The example of abduction with rape is far from clinching the argument for the prosecution. Abduction with rape is a complex crime, not because one is a necessary means to commit the other but because, in our opinion, rape is a part of abduction. One of the essential elements of abduction is lewd designs, and rape is nothing but lewd designs in its extreme manifestation. Rape is lewd designs successfully consummated. Rape is embraced in lewd designs. There is no juristic relation between kidnapping and murder such as exists between abduction and rape. Physical injuries and murder are not synonymous.

When the resolution compares abduction with kidnapping as a means to commit rape and murder respectively, it goes further off the mark. There are few points of similarity between them. Rape cannot be successfully accomplished in the presence of other people or with people nearby unless they are accomplices to the crime. To take the woman to a secluded place is in many cases imperative to effect the criminal's objective. We do not have to elucidate on this truth. But as to murder, some of the most celebrated assassinations have been committed in a crowd, yes, in the mid of body guards and police cordons.

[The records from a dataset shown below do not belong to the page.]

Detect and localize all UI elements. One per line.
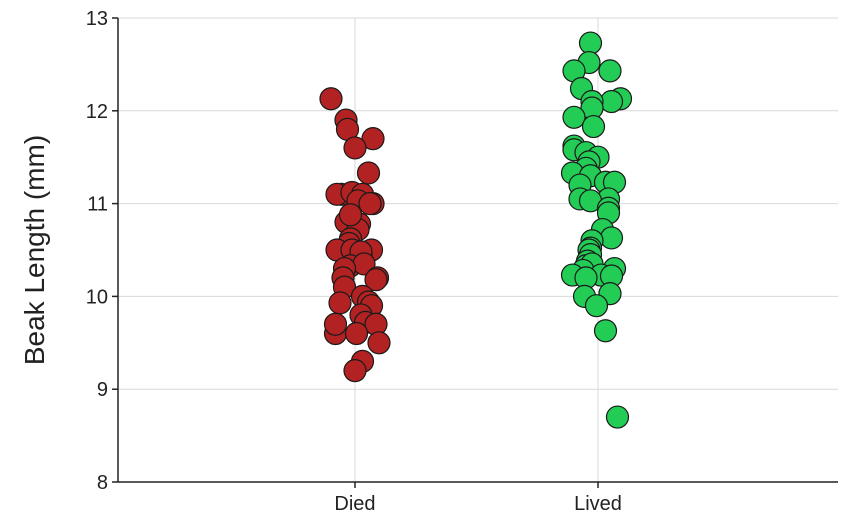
y-tick-label: 9 xyxy=(97,379,108,401)
data-point-died xyxy=(344,321,369,346)
y-axis-title: Beak Length (mm) xyxy=(19,135,50,365)
data-point-died xyxy=(361,127,385,151)
data-point-died xyxy=(358,192,382,216)
data-point-died xyxy=(319,87,343,111)
x-tick-label-died: Died xyxy=(334,493,375,515)
data-point-died xyxy=(367,331,391,355)
data-point-lived xyxy=(581,114,606,139)
data-point-lived xyxy=(578,31,603,55)
x-tick-label-lived: Lived xyxy=(574,493,622,515)
data-point-died xyxy=(356,161,381,185)
y-tick-label: 8 xyxy=(97,472,108,494)
data-point-lived xyxy=(584,294,609,318)
data-point-died xyxy=(343,359,367,383)
data-point-lived xyxy=(599,226,624,250)
y-tick-label: 12 xyxy=(86,101,108,123)
data-point-lived xyxy=(562,105,586,129)
data-point-died xyxy=(338,203,363,227)
labels-layer: 8 9 10 11 12 13 Died Lived xyxy=(86,8,622,515)
data-point-lived xyxy=(599,89,624,114)
data-point-lived xyxy=(593,319,618,343)
y-tick-label: 13 xyxy=(86,8,108,30)
data-point-died xyxy=(364,268,388,292)
grid-layer xyxy=(118,17,838,482)
data-point-died xyxy=(343,136,367,160)
axes-layer xyxy=(117,18,838,483)
data-point-lived xyxy=(598,59,622,83)
data-point-died xyxy=(328,291,352,315)
data-point-died xyxy=(323,312,348,336)
y-tick-label: 11 xyxy=(87,194,108,216)
y-tick-label: 10 xyxy=(86,286,108,308)
data-point-lived xyxy=(605,405,630,429)
points-layer xyxy=(319,31,633,429)
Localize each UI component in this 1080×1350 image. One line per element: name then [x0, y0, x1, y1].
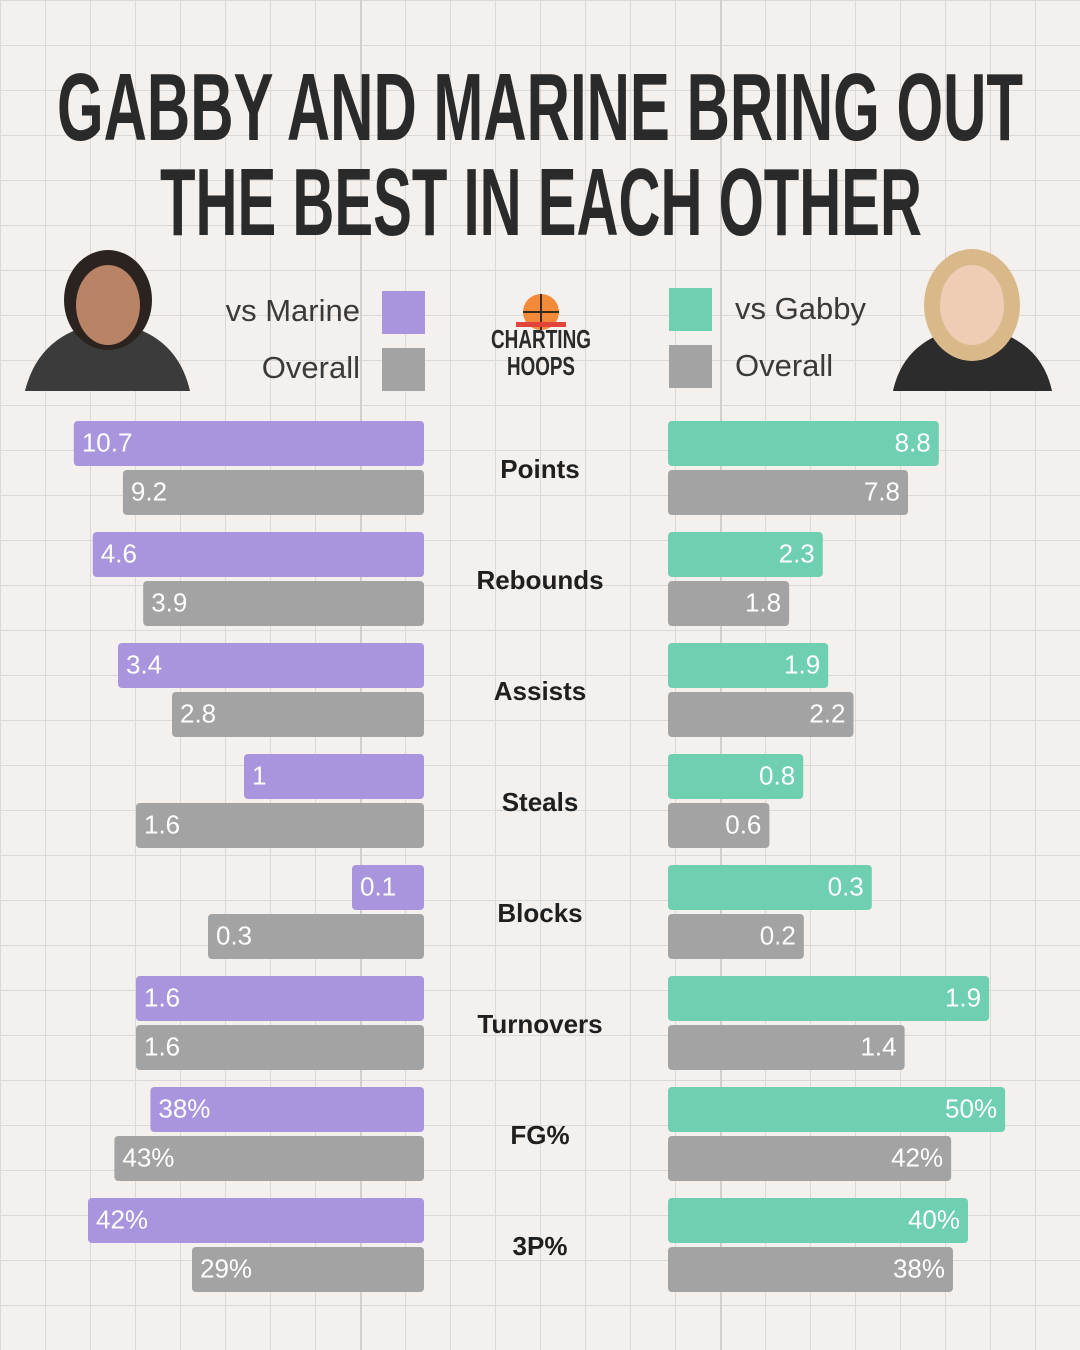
bar [668, 803, 770, 848]
bar [136, 976, 424, 1021]
player-photo [893, 249, 1052, 391]
category-label: Points [500, 454, 579, 484]
value-label: 1.4 [860, 1031, 896, 1061]
legend-label: vs Gabby [735, 291, 866, 326]
bar [668, 470, 908, 515]
value-label: 9.2 [131, 476, 167, 506]
value-label: 1.6 [144, 982, 180, 1012]
value-label: 42% [96, 1204, 148, 1234]
bar [668, 532, 823, 577]
bar [668, 1025, 905, 1070]
bar [172, 692, 424, 737]
bar [668, 865, 872, 910]
value-label: 0.6 [725, 809, 761, 839]
value-label: 1.8 [745, 587, 781, 617]
logo: CHARTING HOOPS [491, 294, 591, 381]
bar [73, 421, 425, 466]
bar [668, 581, 790, 626]
category-label: 3P% [513, 1231, 568, 1261]
value-label: 38% [893, 1253, 945, 1283]
bar [88, 1198, 424, 1243]
legend-label: Overall [262, 350, 360, 385]
bar [143, 581, 424, 626]
value-label: 50% [945, 1093, 997, 1123]
value-label: 1 [252, 760, 266, 790]
bar [668, 754, 804, 799]
legend-label: Overall [735, 348, 833, 383]
value-label: 8.8 [895, 427, 931, 457]
value-label: 10.7 [82, 427, 133, 457]
value-label: 38% [158, 1093, 210, 1123]
category-label: Steals [502, 787, 579, 817]
bar [118, 643, 424, 688]
bar [244, 754, 424, 799]
value-label: 0.3 [828, 871, 864, 901]
bar [92, 532, 425, 577]
value-label: 0.1 [360, 871, 396, 901]
legend-swatch [669, 288, 712, 331]
bar [352, 865, 424, 910]
bar [136, 1025, 424, 1070]
category-label: Rebounds [476, 565, 603, 595]
legend-swatch [382, 291, 425, 334]
bar [122, 470, 424, 515]
bar [668, 1136, 952, 1181]
bar [150, 1087, 424, 1132]
player-photo [25, 250, 190, 391]
chart-title: THE BEST IN EACH OTHER [160, 149, 922, 256]
bar [668, 1247, 953, 1292]
legend-swatch [382, 348, 425, 391]
bar [208, 914, 424, 959]
bar [114, 1136, 425, 1181]
bar [668, 914, 804, 959]
bar [668, 976, 990, 1021]
value-label: 7.8 [864, 476, 900, 506]
value-label: 0.8 [759, 760, 795, 790]
value-label: 1.9 [945, 982, 981, 1012]
bar [668, 643, 829, 688]
value-label: 43% [122, 1142, 174, 1172]
value-label: 0.2 [760, 920, 796, 950]
bar [192, 1247, 424, 1292]
value-label: 1.6 [144, 1031, 180, 1061]
value-label: 0.3 [216, 920, 252, 950]
category-label: FG% [510, 1120, 569, 1150]
value-label: 1.9 [784, 649, 820, 679]
bar [668, 1198, 968, 1243]
value-label: 3.9 [151, 587, 187, 617]
value-label: 3.4 [126, 649, 162, 679]
brand-text: HOOPS [507, 351, 575, 381]
category-label: Turnovers [477, 1009, 602, 1039]
value-label: 42% [891, 1142, 943, 1172]
bar [668, 421, 939, 466]
bar [136, 803, 424, 848]
legend-swatch [669, 345, 712, 388]
category-label: Assists [494, 676, 587, 706]
brand-text: CHARTING [491, 324, 591, 354]
value-label: 4.6 [101, 538, 137, 568]
value-label: 40% [908, 1204, 960, 1234]
bar [668, 692, 854, 737]
bar [668, 1087, 1006, 1132]
value-label: 1.6 [144, 809, 180, 839]
value-label: 2.3 [779, 538, 815, 568]
value-label: 2.2 [809, 698, 845, 728]
value-label: 2.8 [180, 698, 216, 728]
chart-title: GABBY AND MARINE BRING OUT [57, 54, 1023, 161]
legend-label: vs Marine [226, 293, 360, 328]
category-label: Blocks [497, 898, 582, 928]
value-label: 29% [200, 1253, 252, 1283]
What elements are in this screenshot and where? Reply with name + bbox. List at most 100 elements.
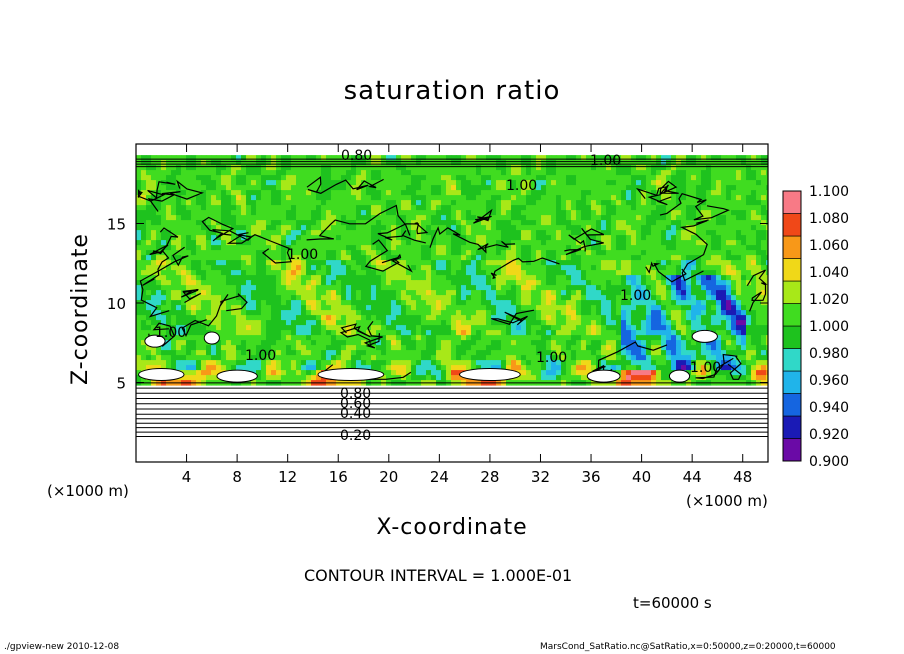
heatmap-cell (441, 160, 447, 166)
heatmap-cell (146, 285, 152, 291)
heatmap-cell (446, 255, 452, 261)
heatmap-cell (656, 260, 662, 266)
heatmap-cell (491, 270, 497, 276)
heatmap-cell (401, 245, 407, 251)
heatmap-cell (191, 325, 197, 331)
heatmap-cell (696, 295, 702, 301)
heatmap-cell (236, 235, 242, 241)
heatmap-cell (221, 295, 227, 301)
heatmap-cell (251, 320, 257, 326)
heatmap-cell (211, 280, 217, 286)
heatmap-cell (716, 315, 722, 321)
heatmap-cell (591, 310, 597, 316)
heatmap-cell (166, 245, 172, 251)
heatmap-cell (436, 305, 442, 311)
heatmap-cell (171, 160, 177, 166)
heatmap-cell (176, 195, 182, 201)
heatmap-cell (761, 190, 767, 196)
heatmap-cell (471, 320, 477, 326)
heatmap-cell (681, 235, 687, 241)
heatmap-cell (191, 205, 197, 211)
heatmap-cell (256, 225, 262, 231)
x-unit-label-left: (×1000 m) (47, 482, 129, 500)
heatmap-cell (381, 245, 387, 251)
heatmap-cell (416, 220, 422, 226)
heatmap-cell (316, 230, 322, 236)
heatmap-cell (431, 335, 437, 341)
heatmap-cell (486, 155, 492, 161)
heatmap-cell (491, 215, 497, 221)
heatmap-cell (546, 155, 552, 161)
heatmap-cell (676, 320, 682, 326)
heatmap-cell (141, 245, 147, 251)
heatmap-cell (256, 175, 262, 181)
heatmap-cell (366, 285, 372, 291)
heatmap-cell (736, 265, 742, 271)
heatmap-cell (451, 205, 457, 211)
heatmap-cell (451, 235, 457, 241)
heatmap-cell (401, 280, 407, 286)
heatmap-cell (766, 285, 768, 291)
heatmap-cell (356, 345, 362, 351)
heatmap-cell (741, 335, 747, 341)
heatmap-cell (756, 285, 762, 291)
heatmap-cell (716, 180, 722, 186)
heatmap-cell (521, 305, 527, 311)
heatmap-cell (231, 265, 237, 271)
heatmap-cell (251, 165, 257, 171)
heatmap-cell (376, 195, 382, 201)
heatmap-cell (606, 235, 612, 241)
footer-right-text: MarsCond_SatRatio.nc@SatRatio,x=0:50000,… (540, 642, 836, 652)
heatmap-cell (456, 175, 462, 181)
heatmap-cell (246, 225, 252, 231)
heatmap-cell (586, 220, 592, 226)
heatmap-cell (201, 185, 207, 191)
heatmap-cell (721, 280, 727, 286)
heatmap-cell (411, 305, 417, 311)
heatmap-cell (501, 280, 507, 286)
heatmap-cell (681, 335, 687, 341)
heatmap-cell (386, 210, 392, 216)
heatmap-cell (176, 190, 182, 196)
heatmap-cell (451, 155, 457, 161)
heatmap-cell (371, 195, 377, 201)
heatmap-cell (151, 165, 157, 171)
heatmap-cell (606, 320, 612, 326)
heatmap-cell (191, 270, 197, 276)
heatmap-cell (311, 345, 317, 351)
heatmap-cell (746, 240, 752, 246)
heatmap-cell (581, 330, 587, 336)
heatmap-cell (731, 295, 737, 301)
heatmap-cell (291, 260, 297, 266)
heatmap-cell (236, 180, 242, 186)
heatmap-cell (631, 330, 637, 336)
heatmap-cell (711, 165, 717, 171)
heatmap-cell (161, 345, 167, 351)
heatmap-cell (526, 265, 532, 271)
heatmap-cell (456, 180, 462, 186)
heatmap-cell (666, 320, 672, 326)
heatmap-cell (466, 165, 472, 171)
heatmap-cell (366, 200, 372, 206)
heatmap-cell (196, 315, 202, 321)
heatmap-cell (351, 165, 357, 171)
heatmap-cell (571, 295, 577, 301)
heatmap-cell (641, 290, 647, 296)
heatmap-cell (541, 280, 547, 286)
heatmap-cell (676, 235, 682, 241)
heatmap-cell (631, 190, 637, 196)
heatmap-cell (751, 340, 757, 346)
heatmap-cell (171, 245, 177, 251)
heatmap-cell (296, 220, 302, 226)
heatmap-cell (191, 200, 197, 206)
heatmap-cell (241, 305, 247, 311)
heatmap-cell (536, 245, 542, 251)
heatmap-cell (631, 170, 637, 176)
heatmap-cell (656, 240, 662, 246)
heatmap-cell (506, 220, 512, 226)
heatmap-cell (721, 285, 727, 291)
heatmap-cell (411, 240, 417, 246)
heatmap-cell (326, 300, 332, 306)
heatmap-cell (376, 290, 382, 296)
heatmap-cell (271, 185, 277, 191)
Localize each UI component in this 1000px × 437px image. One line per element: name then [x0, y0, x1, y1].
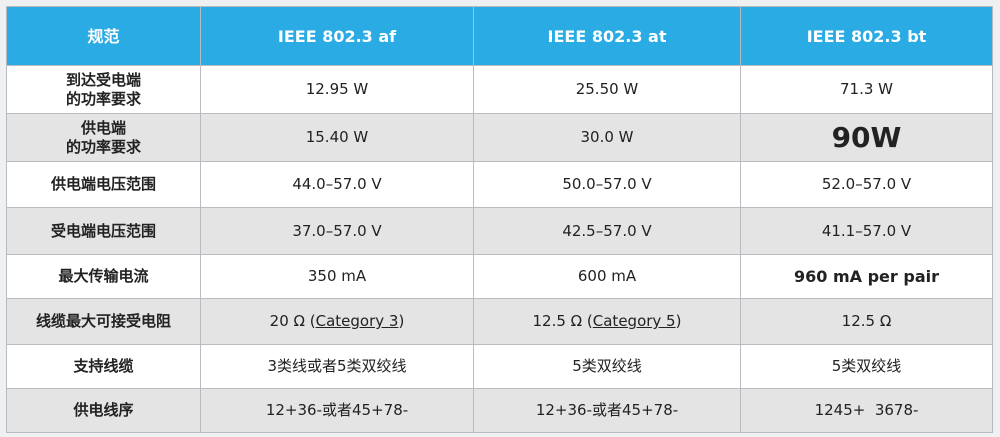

There might be cases (we can not think of any at this moment) where it might be necessary to kidnap a victim before taking his life in order the better to attain the murderer's purpose. In that event, we don't deny the two crimes might be combined in one complaint. But we are not speaking of abstract propositions; we are dealing not with hypothetical cases but with a concrete case governed by its own particular, concrete facts.

In conclusion, and at the risk of repetition, we maintain that murder as distinguished from physical injuries is not an essential part of any of the various forms of kidnapping or illegal detention. If no more than physical injuries were alleged, there would be only one crime, kidnapping. In that case, the deed would be a continuous offense triable either in Manila or Bulacan. We doubt if physical injuries, in that case would, constitute a separate crime. Physical injuries are absorbed in kidnapping and are alleged merely by way of describing the principal offense. However that may be, when murder is charged a new independent crime is brought in, and only the court of the province where the killing was committed has jurisdiction.

The distinction we make is not an academic one. It has important implications and lead to serious consequences unauthorized by law. A prosecution for a single offense of kidnapping, even if accompanied with physical injuries, leaves the gate open to the imposition of a penalty less than death, depending upon the presence or absence of modifying circumstances. The joining of kidnapping and murder as a complex crime would, in case of conviction, allow the court no choice in the meeting out of punishment. Death would have to be imposed necessarily.

For another thing, we want to point up a matter which though not appearing in the information will inevitably come out. It is the fact that three or four of the defendants participated only in the killing of Lee in Bocaue. They were not with their co-defendants in the alleged kidnapping in Manila. We confess to a sense of guilt for touching on a question that is off the record. Our excuse is that it is a truth which if now hidden is bound to face the court when the evidence shall have been introduced .When that time comes, the rule will be reversed; the proofs and not the allegations will shape the decision. This is a situation which all concerned, defense and prosecution, cannot afford to cover up for the sake of temporary triumph. In the not improbable event that the thin thread of conspiracy with which some of the accused are connected with the others in the kidnapping should snap off, it might result in dismissals for lack of jurisdiction and other complications, entailing delays and other inconveniences which could be avoided by confronting the realities from the inception of the prosecution.